Sykes factoring silence from ‘City Puss’ re testimony in ‘Clans’ case Loop Jamaica

The content originally appeared on: News Americas Now

Black Immigrant Daily News

The content originally appeared on: Jamaica News Loop News

Chief Justice Bryan Sykes says the court must determine whether the voice identification of defendant Jason ‘City Puss’ Brown by an ex-gangster member is accurate, despite the witness having never seen the accused man in person.

But Sykes said though the defendant was never seen by the witness, Brown did not refute the allegations that were levelled against him, as he opted to remain silent when he was given an opportunity to give sworn testimony or an unsworn statement from the prisoner’s dock.

Sykes made the observations as he continued his extensive summation of the evidence that was presented in one of Jamaica’s longest trials involving 27 alleged members of the One Don faction of the Clansman gang.

The trial, which began in September 2021, has seen the prosecution marshalling significant evidence for several months, including the playing of secretly recorded conversations between alleged gangsters and a former gangster-turned-state-witness.

The former self-styled don had downloaded a call-recording app on three cell phones to tape the alleged gangsters, and then handed over the devices to police investigators in a bid to gain evidence against his alleged former cronies.

On Wednesday, Sykes continued his assessment of the recordings, and pointed to one such recording involving the ex-gangster, Brown and another purported main operative of the gang, Stephanie ‘Mumma’ Christie.

According to Sykes, the general members of the public, who he described as outsiders, would not understand the contents of such conversations while listening on without an explanation.

Sykes said only an insider could have knowledge of certain information that were mentioned in such conversations, and actually participate in the dialogues.

According to Sykes, it would not be possible for Brown to participate in the conversations if he was an outsider of the criminal network.

Evidence presented at the trial had shown that Brown has been incarcerated since he was convicted and sentenced to life imprisonment in 2012 for the 2005 murder of a man in Spanish Town, St Catherine.

Though he never met him, the witness said he spoke to Brown several times on the phone, but said he only knew him by the name ‘City Puss’.

The former gangster had identified the voice on the recordings played in court by that alias.

Sykes said on Wednesday that if the court is to be believe the witness, then his evidence would show that he had prior knowledge of the voice he identified as being that of ‘City Puss’.

This, said Sykes, would meet the legal requirement for voice identification.

However, he cautioned that the court must ascertain whether the voice identification was accurate or not.

Further, the judge said the court must also determine whether other evidence mounted by the crown were sufficient in proving that Brown is, in fact, ‘City Puss’.

A retired police inspector testified that he visited Brown while the latter was incarcerated at the Horizon Remand Centre in St Andrew.

The former police officer said Brown was responsible for making threats to business people to pay extortion monies, all while being behind bars.

However, Brown was freed of such charges due to lack of evidence presented relative to his involvement in the alleged extortion.

The officer had identified Brown in court when he testified last year.

Brown is currently on trial for being a member of a criminal organisation.

Sykes said the evidence against Brown on that charge is a classic case of burden and standard of proof.

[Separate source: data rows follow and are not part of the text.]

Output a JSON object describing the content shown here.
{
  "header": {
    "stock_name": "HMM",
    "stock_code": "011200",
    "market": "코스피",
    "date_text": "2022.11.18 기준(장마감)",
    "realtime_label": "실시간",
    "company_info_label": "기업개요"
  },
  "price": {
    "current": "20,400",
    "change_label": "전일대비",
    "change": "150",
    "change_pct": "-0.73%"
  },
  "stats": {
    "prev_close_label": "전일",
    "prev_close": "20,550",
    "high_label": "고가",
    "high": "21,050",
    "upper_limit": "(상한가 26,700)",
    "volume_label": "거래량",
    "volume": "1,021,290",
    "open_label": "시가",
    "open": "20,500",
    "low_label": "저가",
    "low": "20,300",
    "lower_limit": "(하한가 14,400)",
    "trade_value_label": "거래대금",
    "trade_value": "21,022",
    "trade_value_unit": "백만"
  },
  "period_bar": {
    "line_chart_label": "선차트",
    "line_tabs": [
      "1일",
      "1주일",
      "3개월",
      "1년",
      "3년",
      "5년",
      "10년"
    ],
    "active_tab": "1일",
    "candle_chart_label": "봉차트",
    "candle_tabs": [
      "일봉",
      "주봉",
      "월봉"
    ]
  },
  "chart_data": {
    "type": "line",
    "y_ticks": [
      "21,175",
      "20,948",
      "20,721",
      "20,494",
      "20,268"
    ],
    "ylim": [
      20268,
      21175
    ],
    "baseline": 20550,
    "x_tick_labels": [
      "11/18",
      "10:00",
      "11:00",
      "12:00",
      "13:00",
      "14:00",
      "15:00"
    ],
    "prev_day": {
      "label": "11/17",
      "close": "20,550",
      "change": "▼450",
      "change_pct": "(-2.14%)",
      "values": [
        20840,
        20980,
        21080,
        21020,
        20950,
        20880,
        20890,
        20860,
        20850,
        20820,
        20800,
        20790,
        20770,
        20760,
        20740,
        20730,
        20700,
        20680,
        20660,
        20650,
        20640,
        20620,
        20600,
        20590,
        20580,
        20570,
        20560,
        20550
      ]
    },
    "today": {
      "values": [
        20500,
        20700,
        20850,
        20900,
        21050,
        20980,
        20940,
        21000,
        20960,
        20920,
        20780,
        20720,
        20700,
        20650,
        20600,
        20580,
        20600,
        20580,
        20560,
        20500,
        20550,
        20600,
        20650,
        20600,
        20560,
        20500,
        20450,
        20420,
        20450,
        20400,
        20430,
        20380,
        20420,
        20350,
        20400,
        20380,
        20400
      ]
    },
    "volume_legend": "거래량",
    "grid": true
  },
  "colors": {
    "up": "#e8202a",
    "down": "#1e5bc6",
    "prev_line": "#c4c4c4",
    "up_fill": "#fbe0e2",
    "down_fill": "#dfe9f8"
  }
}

However, he observed, too, that there was no evidence from Brown to counter the testimonies of the witnesses, citing that Brown refrained from saying anything to support his defence.

Brown had opted to remain silent during the defence’s case at the trial.

Still, Sykes said the court will have to assess whether the crown’s case was proven beyond a reasonable doubt relative to Brown being a member of the One Don faction of the Clansman gang.

The accused are being tried under the Criminal Justice (Suppression of Criminal Organisations Act), 2014, better known as the anti-gang legislation, on an indictment containing several counts, including murder and arson.

The offences were allegedly committed between January 1, 2015 and June 30, 2019, mainly in St Catherine, with at least one murder being committed in St Andrew.